LAZOS: Actually they have a history that is not of a high pedigree.

PLASKON: They first gained national attention in 1971 when President Nixon nominated William Rhenquist for the Supreme Court. During hearings five witnesses accused Rhenquist of harassing black would-be voters with literacy tests in 1964. The measures are usually promoted by the party as preventing voter fraud. So Lazos saw a red flag when she heard that same claim from a Colorado Republican student she had invited for a bi-partisan poll watcher recruitment. The student said each Republican poll watcher in Nevada would get a Personal Digital Assistant or PDA, capable of holding large lists of names.

LAZOS: When he was questioned about what the PDAs were for he mentioned that the Republican party was very concerned about fraud.

PLASKON: Chris Carr of the Republican Party admits they will hand out PDAs and says the information in them will have nothing to do with preventing voter fraud.

CARR: I think we have a very good plan, an elaborate plan for get out the vote. We do have PDA's lined up and we do have a list of our supporters so we can track who has voted so then we can target our efforts at those who haven't voted by a certain time of the day.

SUMMERS: That is not what the palm pilots are there for. We can do that in our office.

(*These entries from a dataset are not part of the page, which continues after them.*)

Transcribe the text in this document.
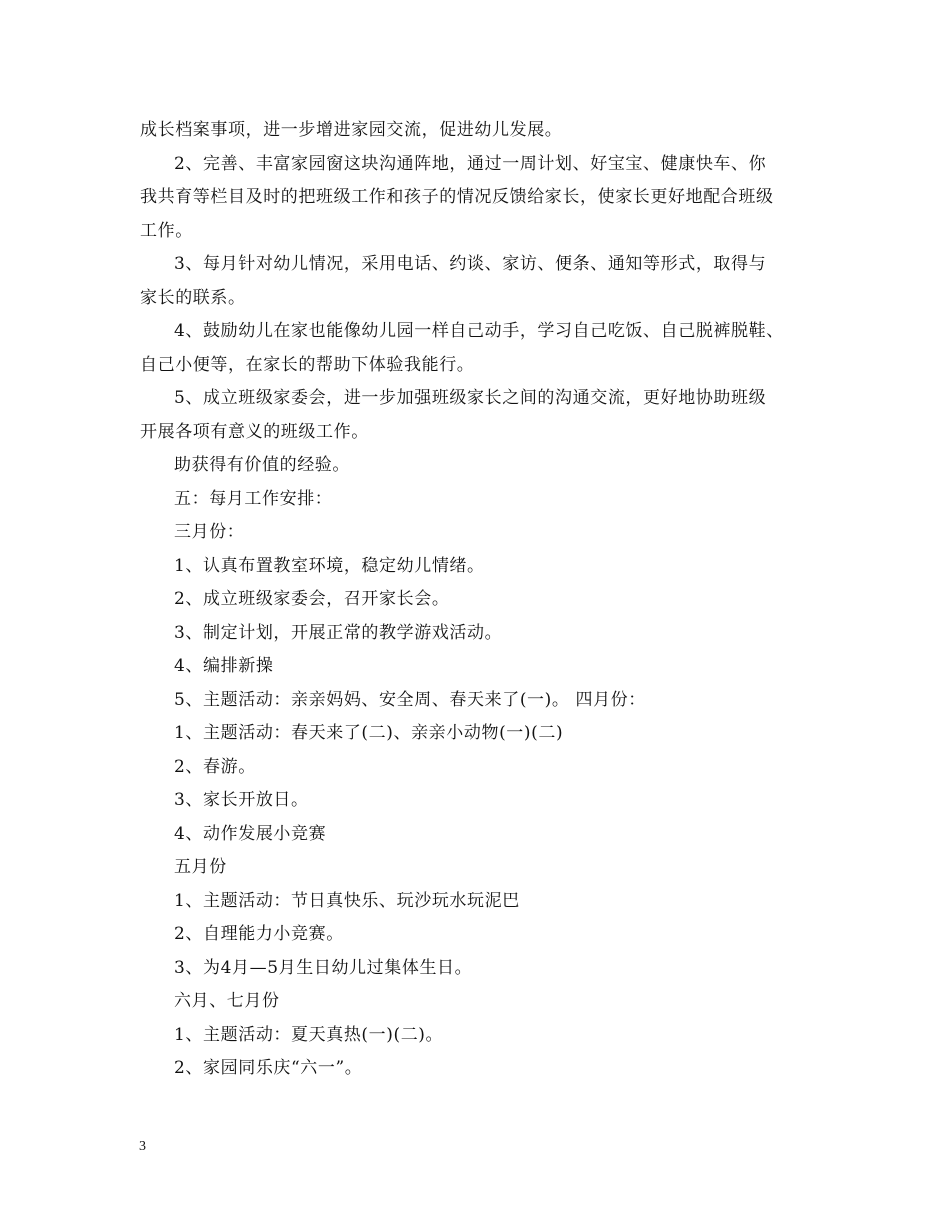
成长档案事项，进一步增进家园交流，促进幼儿发展。
2、完善、丰富家园窗这块沟通阵地，通过一周计划、好宝宝、健康快车、你
我共育等栏目及时的把班级工作和孩子的情况反馈给家长，使家长更好地配合班级
工作。
3、每月针对幼儿情况，采用电话、约谈、家访、便条、通知等形式，取得与
家长的联系。
4、鼓励幼儿在家也能像幼儿园一样自己动手，学习自己吃饭、自己脱裤脱鞋、
自己小便等，在家长的帮助下体验我能行。
5、成立班级家委会，进一步加强班级家长之间的沟通交流，更好地协助班级
开展各项有意义的班级工作。
助获得有价值的经验。
五：每月工作安排：
三月份：
1、认真布置教室环境，稳定幼儿情绪。
2、成立班级家委会，召开家长会。
3、制定计划，开展正常的教学游戏活动。
4、编排新操
5、主题活动：亲亲妈妈、安全周、春天来了(一)。 四月份：
1、主题活动：春天来了(二)、亲亲小动物(一)(二)
2、春游。
3、家长开放日。
4、动作发展小竞赛
五月份
1、主题活动：节日真快乐、玩沙玩水玩泥巴
2、自理能力小竞赛。
3、为4月—5月生日幼儿过集体生日。
六月、七月份
1、主题活动：夏天真热(一)(二)。
2、家园同乐庆“六一”。
3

PLASKON: John Summers of the Democratic party says Republicans had planned to put a list of voters to challenge in the PDA. Challenges have been successful for decades in creating long lines that frustrate voters according to the Rice University study. To combat this threat, attorneys will be at the polls to ensure that any challenges are handled so that lines of voters keep moving. John Hunt senior Coordinator of Veterans for Kerry is one such attorney. He doubts there will be many challenges at the polls because of the attorneys presence and awareness of the common Republican tactics.

HUNT: Now there may be a small minute minority that are so zelots on both sides that they may do anything to compromise our most precious right.

PLASKON: While he says the threat of challenges is minimal, Clark County Registrar Larry Lomax warned yesterday that someone claiming to represent the election department was calling Democrats and telling them that their polling place had changed. Victims who go to the wrong polling place will have to file provisional ballots. Attorneys say they'll make sure no one stands in the way of that final step.